The decline gives investors a great entry point into the renewable-energy giant. They can lock in a dividend yielding more than 5% that should grow at a healthy rate over the next several years, powered by robust earnings growth. That should give it the power to continue producing strong total returns over the longer term.

A steady value creator

Despite its slumping stock price, Brookfield Renewable is having another excellent year. Its funds from operations (FFO) were up by 7% per share in the third quarter, powered by its strong operations and newly completed development projects. Meanwhile, the company recently closed several acquisitions (X-Elio, Deriva Energy, and Westinghouse Electric). These deals will add significant incremental FFO starting in the current quarter. They put Brookfield in a position to "continue to deliver on our decade long track record of 10%+ FFO per unit annual growth," stated CEO Connor Teskey in the Q3 earnings release.

Brookfield's steady earnings growth has given it the power to routinely increase its dividend. This year marked its 12th straight year of increasing its dividend by at least 5%. That combination of rising income and earnings has helped fuel market-beating total returns for its investors over the years. Brookfield has delivered a 12.2% annualized total return over the last 10 years, outpacing the S&P 500's 11.8% annualized total return.

Powerful growth ahead

Brookfield's recently closed acquisitions give it a lot of momentum heading into 2024. Meanwhile, it has a couple more deals in the pipeline that could provide an additional boost in the coming quarters. It recently agreed to buy UK renewable-energy developer Banks Renewables in a $600 million deal that it expects to close by the end of this year. It's also working to close its acquisition of Australian utility Origin Energy. While the company has received regulatory approvals, it's awaiting a shareholder vote from Origin. The outcome of that vote isn't clear because a major Origin shareholder opposes the deal. If approved, that transaction would close early next year, further boosting its FFO.

Even without Origin, Brookfield is in a strong position to grow at a double-digit pace in 2024 and beyond. It should easily be able to replace Origin if that deal falls apart. Teskey wrote in his Q3 letter to investors:

We are also seeing an increasing number of opportunities to acquire scale portfolios and platforms, given the recent move in public market valuations, combined with the increasing need for capital across the sector. This environment plays to our strengths as we can invest at attractive risk-adjusted returns when others are pulling back. 
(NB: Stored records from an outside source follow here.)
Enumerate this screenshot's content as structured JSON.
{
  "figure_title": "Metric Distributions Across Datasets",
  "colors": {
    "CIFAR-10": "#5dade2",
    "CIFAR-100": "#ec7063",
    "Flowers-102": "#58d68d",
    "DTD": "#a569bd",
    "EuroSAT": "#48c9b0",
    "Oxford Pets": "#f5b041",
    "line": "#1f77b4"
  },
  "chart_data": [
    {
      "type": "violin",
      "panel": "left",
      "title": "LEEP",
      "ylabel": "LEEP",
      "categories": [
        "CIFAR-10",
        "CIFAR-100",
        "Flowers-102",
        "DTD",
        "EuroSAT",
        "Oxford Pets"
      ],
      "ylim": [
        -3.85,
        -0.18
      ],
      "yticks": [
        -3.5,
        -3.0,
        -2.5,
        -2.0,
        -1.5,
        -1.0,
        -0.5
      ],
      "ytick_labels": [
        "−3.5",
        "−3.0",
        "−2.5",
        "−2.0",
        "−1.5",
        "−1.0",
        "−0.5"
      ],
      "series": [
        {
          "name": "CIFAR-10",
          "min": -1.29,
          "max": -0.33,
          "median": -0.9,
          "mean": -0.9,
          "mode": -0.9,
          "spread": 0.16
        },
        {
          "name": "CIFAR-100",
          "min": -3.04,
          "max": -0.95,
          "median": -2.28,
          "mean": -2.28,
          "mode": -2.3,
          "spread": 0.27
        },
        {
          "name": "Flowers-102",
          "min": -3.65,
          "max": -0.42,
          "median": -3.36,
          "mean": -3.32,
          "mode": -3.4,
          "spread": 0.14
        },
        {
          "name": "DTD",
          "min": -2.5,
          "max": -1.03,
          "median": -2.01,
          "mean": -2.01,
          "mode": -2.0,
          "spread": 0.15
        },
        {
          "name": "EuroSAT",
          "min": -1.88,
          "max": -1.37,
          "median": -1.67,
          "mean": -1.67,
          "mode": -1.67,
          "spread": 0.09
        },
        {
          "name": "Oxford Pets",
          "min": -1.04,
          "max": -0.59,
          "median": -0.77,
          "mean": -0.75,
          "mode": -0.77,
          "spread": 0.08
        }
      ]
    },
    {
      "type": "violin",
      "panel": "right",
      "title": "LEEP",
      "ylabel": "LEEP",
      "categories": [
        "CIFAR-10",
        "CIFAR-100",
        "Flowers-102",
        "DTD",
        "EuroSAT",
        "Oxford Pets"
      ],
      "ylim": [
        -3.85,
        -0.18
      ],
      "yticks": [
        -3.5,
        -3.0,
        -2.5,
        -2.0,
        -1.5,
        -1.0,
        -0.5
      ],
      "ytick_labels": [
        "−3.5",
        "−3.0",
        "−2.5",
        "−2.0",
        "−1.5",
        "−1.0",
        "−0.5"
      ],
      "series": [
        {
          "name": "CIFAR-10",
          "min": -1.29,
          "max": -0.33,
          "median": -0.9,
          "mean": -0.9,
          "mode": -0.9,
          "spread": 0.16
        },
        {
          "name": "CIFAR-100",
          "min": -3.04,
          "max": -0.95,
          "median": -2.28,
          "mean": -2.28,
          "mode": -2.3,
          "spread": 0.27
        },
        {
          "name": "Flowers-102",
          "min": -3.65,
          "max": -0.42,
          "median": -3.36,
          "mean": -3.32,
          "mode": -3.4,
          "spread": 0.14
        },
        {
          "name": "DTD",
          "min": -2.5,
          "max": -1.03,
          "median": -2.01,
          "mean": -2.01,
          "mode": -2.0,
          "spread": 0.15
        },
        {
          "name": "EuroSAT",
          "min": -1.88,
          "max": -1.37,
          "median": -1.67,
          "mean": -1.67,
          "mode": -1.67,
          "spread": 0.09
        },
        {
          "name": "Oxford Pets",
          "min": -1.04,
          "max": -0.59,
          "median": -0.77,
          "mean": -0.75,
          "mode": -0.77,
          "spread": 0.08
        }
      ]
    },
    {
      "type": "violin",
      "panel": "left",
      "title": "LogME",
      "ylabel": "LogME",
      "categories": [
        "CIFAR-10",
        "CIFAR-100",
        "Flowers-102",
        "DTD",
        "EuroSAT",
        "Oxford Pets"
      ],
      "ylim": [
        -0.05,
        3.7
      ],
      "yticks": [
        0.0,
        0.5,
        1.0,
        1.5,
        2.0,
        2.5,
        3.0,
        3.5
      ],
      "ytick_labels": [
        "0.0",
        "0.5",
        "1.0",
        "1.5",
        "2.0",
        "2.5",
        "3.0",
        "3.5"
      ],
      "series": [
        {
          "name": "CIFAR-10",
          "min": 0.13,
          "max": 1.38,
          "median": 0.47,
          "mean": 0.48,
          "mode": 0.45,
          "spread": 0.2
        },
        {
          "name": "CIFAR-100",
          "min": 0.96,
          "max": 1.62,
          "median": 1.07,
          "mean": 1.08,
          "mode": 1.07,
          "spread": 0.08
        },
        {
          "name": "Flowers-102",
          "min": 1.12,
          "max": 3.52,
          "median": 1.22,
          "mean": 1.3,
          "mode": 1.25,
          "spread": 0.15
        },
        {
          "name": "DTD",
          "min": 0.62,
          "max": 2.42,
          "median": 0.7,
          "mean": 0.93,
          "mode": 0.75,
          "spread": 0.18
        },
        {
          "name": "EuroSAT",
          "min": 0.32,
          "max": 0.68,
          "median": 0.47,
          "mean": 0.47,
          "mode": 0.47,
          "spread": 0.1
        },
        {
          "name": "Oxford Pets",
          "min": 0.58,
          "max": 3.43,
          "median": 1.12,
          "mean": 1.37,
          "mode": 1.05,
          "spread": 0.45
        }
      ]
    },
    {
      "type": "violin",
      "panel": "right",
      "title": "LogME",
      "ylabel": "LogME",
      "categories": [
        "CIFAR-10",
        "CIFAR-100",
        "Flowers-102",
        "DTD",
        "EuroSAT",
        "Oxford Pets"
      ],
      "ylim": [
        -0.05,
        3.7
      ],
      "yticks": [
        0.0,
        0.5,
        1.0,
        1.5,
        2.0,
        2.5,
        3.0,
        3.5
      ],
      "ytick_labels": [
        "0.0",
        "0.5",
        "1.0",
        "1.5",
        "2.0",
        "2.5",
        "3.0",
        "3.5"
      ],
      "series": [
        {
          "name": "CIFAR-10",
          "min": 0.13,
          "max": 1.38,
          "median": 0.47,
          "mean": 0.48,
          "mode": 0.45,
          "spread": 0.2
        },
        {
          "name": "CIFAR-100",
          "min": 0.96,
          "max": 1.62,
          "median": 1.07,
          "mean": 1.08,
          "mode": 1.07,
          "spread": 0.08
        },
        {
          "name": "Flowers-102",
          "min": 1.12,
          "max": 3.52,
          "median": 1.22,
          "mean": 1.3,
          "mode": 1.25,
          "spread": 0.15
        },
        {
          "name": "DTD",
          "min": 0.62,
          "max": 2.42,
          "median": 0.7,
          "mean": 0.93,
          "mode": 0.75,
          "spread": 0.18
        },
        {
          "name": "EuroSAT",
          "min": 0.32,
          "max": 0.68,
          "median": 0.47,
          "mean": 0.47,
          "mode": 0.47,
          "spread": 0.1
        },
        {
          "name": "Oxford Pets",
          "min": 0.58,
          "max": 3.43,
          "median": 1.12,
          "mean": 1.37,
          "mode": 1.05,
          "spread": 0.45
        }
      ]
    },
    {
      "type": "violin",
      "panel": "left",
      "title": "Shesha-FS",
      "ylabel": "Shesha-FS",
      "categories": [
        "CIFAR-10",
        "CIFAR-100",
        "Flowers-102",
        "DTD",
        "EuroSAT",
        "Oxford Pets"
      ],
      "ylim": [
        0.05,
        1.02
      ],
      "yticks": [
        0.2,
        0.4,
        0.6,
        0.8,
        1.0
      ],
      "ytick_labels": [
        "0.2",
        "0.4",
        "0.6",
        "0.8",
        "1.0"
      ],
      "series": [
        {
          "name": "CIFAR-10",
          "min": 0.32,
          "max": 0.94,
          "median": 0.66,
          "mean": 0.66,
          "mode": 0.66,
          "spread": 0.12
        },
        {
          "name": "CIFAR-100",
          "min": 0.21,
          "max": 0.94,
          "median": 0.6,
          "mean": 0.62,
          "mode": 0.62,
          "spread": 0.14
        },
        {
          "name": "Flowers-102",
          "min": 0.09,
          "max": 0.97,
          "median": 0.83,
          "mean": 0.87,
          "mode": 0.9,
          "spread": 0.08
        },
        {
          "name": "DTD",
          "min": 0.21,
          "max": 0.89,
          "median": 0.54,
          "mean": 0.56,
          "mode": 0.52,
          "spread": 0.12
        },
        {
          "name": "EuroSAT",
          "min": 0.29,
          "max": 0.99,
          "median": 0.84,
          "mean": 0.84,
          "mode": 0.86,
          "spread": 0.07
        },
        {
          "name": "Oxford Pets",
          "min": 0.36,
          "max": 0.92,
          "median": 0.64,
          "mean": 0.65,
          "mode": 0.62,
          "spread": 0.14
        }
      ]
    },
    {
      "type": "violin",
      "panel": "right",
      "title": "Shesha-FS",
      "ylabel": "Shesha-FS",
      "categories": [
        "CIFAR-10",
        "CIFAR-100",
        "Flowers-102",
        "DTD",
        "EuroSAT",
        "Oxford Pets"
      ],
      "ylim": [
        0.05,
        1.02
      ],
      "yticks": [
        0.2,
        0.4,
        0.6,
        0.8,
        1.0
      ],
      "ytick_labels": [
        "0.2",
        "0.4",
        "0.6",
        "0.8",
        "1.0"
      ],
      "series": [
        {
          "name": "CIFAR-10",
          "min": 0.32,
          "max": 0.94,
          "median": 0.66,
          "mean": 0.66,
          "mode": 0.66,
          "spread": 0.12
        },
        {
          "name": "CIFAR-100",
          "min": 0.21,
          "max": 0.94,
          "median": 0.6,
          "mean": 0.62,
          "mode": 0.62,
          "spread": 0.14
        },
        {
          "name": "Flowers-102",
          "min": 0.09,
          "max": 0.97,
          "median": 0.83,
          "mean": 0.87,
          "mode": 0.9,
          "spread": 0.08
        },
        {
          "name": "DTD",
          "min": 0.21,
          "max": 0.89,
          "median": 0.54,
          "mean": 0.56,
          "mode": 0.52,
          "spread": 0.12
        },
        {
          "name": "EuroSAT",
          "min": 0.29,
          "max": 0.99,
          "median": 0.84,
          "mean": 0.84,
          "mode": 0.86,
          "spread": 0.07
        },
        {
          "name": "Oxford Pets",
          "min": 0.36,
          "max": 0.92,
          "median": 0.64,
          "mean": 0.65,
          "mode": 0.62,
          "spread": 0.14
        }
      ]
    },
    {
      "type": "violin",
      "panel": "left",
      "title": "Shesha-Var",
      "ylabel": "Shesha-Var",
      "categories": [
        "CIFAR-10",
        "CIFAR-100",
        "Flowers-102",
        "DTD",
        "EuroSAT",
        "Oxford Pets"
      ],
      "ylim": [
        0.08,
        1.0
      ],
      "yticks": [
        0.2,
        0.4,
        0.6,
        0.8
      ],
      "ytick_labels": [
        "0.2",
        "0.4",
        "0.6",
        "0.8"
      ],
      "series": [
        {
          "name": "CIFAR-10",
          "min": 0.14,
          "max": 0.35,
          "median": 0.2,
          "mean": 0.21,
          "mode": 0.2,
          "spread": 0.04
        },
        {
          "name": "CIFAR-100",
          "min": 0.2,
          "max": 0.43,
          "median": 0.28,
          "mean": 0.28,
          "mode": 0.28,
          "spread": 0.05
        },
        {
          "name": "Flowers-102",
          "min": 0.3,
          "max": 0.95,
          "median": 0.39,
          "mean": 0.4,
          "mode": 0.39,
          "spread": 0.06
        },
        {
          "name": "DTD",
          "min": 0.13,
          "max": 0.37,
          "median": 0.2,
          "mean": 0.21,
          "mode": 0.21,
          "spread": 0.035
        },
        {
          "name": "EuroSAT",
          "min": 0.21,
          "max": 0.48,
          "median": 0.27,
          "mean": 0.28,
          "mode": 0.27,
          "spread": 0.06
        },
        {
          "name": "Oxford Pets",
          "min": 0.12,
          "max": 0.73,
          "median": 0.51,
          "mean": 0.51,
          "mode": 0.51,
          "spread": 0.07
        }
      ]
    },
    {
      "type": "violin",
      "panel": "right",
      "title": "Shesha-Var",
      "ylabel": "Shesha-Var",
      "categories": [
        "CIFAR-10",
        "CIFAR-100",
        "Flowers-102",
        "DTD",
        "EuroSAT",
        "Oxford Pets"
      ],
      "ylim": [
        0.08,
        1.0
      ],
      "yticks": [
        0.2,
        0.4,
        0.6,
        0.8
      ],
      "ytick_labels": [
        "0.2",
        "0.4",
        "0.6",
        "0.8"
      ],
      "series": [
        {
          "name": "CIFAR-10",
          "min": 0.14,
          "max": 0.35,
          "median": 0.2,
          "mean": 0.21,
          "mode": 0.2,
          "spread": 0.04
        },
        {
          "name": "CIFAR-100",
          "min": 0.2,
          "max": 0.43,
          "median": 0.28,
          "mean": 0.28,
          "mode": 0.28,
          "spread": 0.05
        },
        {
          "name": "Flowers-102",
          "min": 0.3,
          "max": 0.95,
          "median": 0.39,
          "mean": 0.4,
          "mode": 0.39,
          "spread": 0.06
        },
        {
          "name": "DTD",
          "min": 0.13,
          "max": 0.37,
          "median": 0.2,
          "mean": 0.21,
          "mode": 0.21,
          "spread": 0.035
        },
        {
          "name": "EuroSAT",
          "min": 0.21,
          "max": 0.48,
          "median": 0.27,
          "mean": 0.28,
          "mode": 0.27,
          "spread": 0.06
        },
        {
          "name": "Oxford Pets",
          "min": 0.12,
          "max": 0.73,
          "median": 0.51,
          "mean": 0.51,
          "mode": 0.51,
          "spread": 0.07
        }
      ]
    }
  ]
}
Meanwhile, the company's organic-growth drivers remain robust. Brookfield highlighted them at its recent Investor Day:

A slide showing Brookfield Renewable's growth drivers.

Image source: Brookfield Renewable.

As that slide shows, a trio of organic drivers (inflation-linked rate increases, increased margins from higher power prices, and development projects) will drive 7% to 12% annual FFO per-share growth over the next five years. Add in acquisitions, and Brookfield expects to continue delivering double-digit annual FFO per-share growth. These drivers support its view that it can increase the dividend by 5% to 9% per year in the long term. With its payout already yielding more than 5%, Brookfield could easily deliver double-digit total returns in the coming years.

A great stock to buy for income and upside

Despite what its underperforming stock price might suggest, Brookfield Renewable is having another strong year. It's on track to continue its streak of double-digit FFO per-share growth. Meanwhile, it's in an excellent position to continue growing at a double-digit clip in the future. Add in its lower share price and high-yielding dividend, and it's doubtful investors will regret it if they buy shares this month.